Ça fonctionne toujours de la même manière ; un fait divers anodin, et la machine mediatico-politique à broyer du musulman est en marche. Et les arguments et moyens mis en oeuvre se répètent indéfiniment. Oubliez tout de suite toute considération spirituelle, dogmatique. Ça n’a pas l’air d’exister en France quand on écoute nos chers élus.
Le hijab serait donc un asservissement de la femme. Notons bien que ce supposé asservissement de la femme ne dérange pas du tout quand il s’agit de leurs femmes de ménage. Il devient primordial pour des femmes ayant étudié ou voulant le faire, des femmes qui atteignent un niveau social plus élevé.
Très rapidement vient l’exemple favori : l’Iran (variantes avec l’Arabie Saoudite, voire l’Algérie) et ses femmes que l’on force à porter ce voile.
Je rappelle, au cas où ça serait sorti de l’esprit de qui que ce soit, que nous sommes en France, et qu’a priori, nous parlons de la situation dans ce pays, pays de droit parait-il, laïc comme on aime à nous le rappeler constamment, qui n’a donc pas de religion d’état, qui n’est donc pas censé légiférer sur le culte de ses citoyens.

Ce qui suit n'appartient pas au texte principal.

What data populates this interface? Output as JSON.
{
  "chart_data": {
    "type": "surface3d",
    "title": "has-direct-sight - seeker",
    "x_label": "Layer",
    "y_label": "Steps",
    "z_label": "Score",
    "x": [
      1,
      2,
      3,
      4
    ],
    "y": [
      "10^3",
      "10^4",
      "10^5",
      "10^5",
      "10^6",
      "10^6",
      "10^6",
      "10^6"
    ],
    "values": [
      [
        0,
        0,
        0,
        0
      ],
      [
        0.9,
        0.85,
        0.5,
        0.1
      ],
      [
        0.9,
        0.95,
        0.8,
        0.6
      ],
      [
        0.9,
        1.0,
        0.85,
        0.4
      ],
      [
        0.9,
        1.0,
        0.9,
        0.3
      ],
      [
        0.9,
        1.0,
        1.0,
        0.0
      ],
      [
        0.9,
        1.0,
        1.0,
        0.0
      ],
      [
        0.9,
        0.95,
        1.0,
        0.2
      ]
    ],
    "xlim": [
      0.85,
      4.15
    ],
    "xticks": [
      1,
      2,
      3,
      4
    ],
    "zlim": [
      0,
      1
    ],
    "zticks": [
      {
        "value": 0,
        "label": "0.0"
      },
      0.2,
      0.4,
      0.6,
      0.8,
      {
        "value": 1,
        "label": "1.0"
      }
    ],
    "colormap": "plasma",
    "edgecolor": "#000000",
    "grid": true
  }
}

Revenons-en au fantasme de la femme que l’on force à porter le voile. Fantasme, car aujourd’hui, en France, en 2016, ce phénomène est tellement minoritaire, que cet argument relève surtout de la mauvaise foi. Très souvent, les personnes l’utilisant viennent de relire “Jamais sans ma fille”.
Mon expérience n’est pas empirique, mais elle a certainement plus de poids que celle de n’importe quel “expert” sur les plateaux télé. De toute ma vie, je n’ai rencontré qu’une seule jeune fille qui était forcée à se voiler, et ça n’a pas duré.
Admettons que le phénomène ne soit pas si rare. Que penser des femmes qui décident de porter le voile, qui n’ont pas de mari/frère/père ?
Qui les force ? Leur voisins ? Presque ! Ce serait la pression sociale des “quartiers islamisés”… Vous savez, ces mêmes cités dortoirs, censées être temporaires, où les pouvoirs publics ont laissé les populations immigrées arabes et noires survivre entre elles, tant bien que mal. Ils ont tué la cohésion sociale de ces villes en créant des ghettos, en excluant ces populations de leurs lieux de vie, et s’étonnent qu’il y ait un communautarisme, forcément dangereux à leurs yeux.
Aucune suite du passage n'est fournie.